The rebuke stung. Doyle frowned. His face hardened. Howarth had a disconcerting glimpse of the barely controlled aggression beneath the mask of casual good humour. Doyle said: “Old Dr. Mac used to welcome the police in his Lab.
He had this odd idea, you see, that helping the police was what it was all about. But if we’re not wanted, you’d better talk to the Chief. No doubt he’ll issue his instructions.” He turned on his heel and made off towards his car without waiting for a reply.

Howarth thought: “Damn Lorrimer! Everything he touches goes wrong for me.” He felt a spasm of hatred so intense, so physical that it made him retch. If only Lorrimer’s body were sprawled at the bottom of the clunch pit. If only it were Lorrimer’s cadaver which would be cradled in porcelain on the post-mortem table next day, laid out for ritual evisceration. He knew what was wrong with him. The diagnosis was as simple as it was humiliating: that self-infecting fever of the blood which could lie deceptively dormant, then flare now into torment. Jealousy, he thought, was as physical as fear; the same dryness of the mouth, the thudding heart, the restlessness which destroyed appetite and peace. And he knew now that, this time, the sickness was incurable. It made no difference that the affair was over, that Lorrimer, too, was suffering.

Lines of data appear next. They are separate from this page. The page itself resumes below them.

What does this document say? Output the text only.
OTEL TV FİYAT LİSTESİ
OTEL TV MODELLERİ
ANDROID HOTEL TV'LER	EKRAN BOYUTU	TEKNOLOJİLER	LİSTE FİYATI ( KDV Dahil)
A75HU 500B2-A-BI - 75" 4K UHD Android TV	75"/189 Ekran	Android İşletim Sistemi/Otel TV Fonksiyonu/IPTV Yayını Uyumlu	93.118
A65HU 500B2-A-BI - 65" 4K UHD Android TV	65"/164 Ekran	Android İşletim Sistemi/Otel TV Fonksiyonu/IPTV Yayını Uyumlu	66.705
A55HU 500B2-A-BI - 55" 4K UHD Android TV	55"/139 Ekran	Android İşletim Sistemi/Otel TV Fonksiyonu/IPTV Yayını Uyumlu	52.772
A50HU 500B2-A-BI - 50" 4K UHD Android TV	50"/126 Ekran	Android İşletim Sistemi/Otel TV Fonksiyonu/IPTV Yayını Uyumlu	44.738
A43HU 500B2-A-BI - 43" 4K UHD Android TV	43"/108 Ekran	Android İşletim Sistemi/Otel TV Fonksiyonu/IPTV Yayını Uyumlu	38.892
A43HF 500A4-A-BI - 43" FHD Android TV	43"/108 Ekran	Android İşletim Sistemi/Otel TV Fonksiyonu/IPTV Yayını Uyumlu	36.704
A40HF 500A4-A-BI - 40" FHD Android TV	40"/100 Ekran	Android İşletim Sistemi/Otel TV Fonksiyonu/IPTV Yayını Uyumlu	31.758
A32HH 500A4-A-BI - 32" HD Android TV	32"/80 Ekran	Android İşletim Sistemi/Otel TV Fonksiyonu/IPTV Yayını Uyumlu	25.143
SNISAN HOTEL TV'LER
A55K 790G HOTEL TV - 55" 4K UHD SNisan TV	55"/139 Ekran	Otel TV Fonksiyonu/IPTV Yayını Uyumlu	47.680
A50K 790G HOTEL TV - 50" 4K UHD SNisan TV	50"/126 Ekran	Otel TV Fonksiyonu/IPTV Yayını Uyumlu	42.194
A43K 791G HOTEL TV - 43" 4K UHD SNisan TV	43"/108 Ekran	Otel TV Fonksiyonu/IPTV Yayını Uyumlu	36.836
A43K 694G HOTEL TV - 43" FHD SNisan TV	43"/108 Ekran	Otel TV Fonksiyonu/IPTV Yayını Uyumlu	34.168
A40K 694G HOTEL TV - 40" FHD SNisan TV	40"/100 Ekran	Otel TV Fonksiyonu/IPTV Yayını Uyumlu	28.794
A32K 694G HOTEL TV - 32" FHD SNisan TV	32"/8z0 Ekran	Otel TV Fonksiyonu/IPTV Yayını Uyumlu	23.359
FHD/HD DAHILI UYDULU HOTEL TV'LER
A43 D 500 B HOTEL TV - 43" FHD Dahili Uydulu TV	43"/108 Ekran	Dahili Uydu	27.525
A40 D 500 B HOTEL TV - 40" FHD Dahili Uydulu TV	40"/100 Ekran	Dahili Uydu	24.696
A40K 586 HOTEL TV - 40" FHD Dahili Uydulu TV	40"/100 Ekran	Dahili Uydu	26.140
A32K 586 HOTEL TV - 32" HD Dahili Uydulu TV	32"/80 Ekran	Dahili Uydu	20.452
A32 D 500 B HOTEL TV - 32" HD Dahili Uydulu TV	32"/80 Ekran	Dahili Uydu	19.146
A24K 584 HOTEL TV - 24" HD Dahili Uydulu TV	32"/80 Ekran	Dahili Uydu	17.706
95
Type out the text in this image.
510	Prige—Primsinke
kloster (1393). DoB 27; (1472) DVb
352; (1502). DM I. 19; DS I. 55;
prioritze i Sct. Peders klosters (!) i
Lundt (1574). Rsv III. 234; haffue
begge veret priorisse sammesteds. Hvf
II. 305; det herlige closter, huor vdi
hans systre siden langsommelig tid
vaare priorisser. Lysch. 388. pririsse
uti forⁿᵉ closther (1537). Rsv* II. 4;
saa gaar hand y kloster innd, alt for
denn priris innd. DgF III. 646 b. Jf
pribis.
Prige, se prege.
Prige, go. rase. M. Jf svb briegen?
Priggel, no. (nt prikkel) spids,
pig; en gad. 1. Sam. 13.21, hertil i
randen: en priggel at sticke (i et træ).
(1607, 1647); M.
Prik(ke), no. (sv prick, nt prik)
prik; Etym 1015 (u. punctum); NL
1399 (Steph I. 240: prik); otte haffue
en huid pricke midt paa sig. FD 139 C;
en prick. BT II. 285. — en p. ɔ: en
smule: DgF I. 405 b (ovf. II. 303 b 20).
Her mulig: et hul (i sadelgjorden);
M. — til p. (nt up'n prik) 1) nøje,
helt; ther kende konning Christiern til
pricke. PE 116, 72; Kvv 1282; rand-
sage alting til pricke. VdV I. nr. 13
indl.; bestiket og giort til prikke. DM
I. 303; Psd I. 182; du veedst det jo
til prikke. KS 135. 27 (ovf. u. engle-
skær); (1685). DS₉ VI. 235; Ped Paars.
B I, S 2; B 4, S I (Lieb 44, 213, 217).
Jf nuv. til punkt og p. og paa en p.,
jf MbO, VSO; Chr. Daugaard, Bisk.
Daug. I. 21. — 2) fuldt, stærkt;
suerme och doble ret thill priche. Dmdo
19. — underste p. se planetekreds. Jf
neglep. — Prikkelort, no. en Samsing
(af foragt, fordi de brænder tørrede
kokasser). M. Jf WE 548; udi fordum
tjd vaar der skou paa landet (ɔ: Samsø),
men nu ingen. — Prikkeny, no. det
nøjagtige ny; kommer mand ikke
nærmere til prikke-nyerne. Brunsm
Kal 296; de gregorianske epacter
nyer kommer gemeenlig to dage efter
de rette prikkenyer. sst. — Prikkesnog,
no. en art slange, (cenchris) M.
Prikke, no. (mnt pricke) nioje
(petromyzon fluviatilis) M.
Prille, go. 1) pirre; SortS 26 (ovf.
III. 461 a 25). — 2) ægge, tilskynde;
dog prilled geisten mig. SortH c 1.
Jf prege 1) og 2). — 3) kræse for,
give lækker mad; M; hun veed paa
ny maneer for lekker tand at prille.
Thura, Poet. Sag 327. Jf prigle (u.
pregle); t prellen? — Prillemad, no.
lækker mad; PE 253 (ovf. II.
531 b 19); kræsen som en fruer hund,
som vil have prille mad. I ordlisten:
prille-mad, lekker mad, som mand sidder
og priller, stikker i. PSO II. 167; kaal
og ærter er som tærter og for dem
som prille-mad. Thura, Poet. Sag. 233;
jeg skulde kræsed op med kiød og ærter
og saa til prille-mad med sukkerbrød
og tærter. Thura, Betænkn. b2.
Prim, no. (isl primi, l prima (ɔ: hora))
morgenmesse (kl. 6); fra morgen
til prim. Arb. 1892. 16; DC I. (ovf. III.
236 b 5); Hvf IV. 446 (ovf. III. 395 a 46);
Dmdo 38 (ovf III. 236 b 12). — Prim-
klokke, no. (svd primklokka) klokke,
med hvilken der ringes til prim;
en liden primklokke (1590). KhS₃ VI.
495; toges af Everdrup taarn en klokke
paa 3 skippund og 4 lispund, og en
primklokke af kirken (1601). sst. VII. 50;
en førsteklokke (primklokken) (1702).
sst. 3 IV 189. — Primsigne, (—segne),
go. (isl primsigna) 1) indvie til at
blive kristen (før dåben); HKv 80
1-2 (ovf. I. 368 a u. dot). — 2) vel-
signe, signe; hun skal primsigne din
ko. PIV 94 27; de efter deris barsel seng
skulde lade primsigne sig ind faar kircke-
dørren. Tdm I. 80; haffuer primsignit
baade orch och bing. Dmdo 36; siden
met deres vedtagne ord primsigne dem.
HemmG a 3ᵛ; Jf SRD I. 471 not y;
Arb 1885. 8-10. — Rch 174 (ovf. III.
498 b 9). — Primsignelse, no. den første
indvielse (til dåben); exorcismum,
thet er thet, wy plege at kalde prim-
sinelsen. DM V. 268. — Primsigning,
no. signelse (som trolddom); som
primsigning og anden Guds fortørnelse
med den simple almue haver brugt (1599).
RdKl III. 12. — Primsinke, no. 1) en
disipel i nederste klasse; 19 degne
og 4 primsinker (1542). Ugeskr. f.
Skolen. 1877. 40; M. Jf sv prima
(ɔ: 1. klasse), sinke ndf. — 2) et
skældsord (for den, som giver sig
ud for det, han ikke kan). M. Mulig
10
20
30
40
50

Reason couldn’t cure it, nor, he suspected, could distance, nor time. It could be ended only by death; Lorrimer’s or his own.

4

At half past six, in the front bedroom of 2 Acacia Close, Chevisham, Susan Bradley, wife of the Higher Scientific Officer in the Biology Department of Hoggatt’s Laboratory, was welcomed by the faint, plaintive wail of her two-month-old baby, hungry for her first feed of the day. Susan switched on the bedside lamp, a pink glow under its frilled shade, and reaching for her dressing gown, shuffled sleepily to the bathroom next door, and then to the nursery. It was a small room at the back of the house, little more than a box, but when she pressed down the switch of the low-voltage nursery light she felt again a glow of maternal, proprietorial pride. Even in her sleepy morning daze the first sight of the nursery lifted her heart: the nursing chair with its back decorated with rabbits; the matching changing table fitted with drawers for the baby’s things; the wicker cot in its stand which she had lined with a pink, blue and white flowered cotton to match the curtains; the bright fringe of nursery-rhyme characters which Clifford had pasted round the wall.

With the sound of her footsteps the cries became stronger. She picked up the warm, milky-smelling cocoon and crooned
reassurance. Immediately the cries ceased and Debbie’s moist mouth, opening and shutting like a fish, sought her breast, the small wrinkled fists freed from the blanket, unfurled to clutch against her crumpled nightdress. The books said to change baby first, but she could never bear to make Debbie wait. And there was another reason. The walls of the modern house were thin, and she didn’t want the sound of crying to wake Cliff.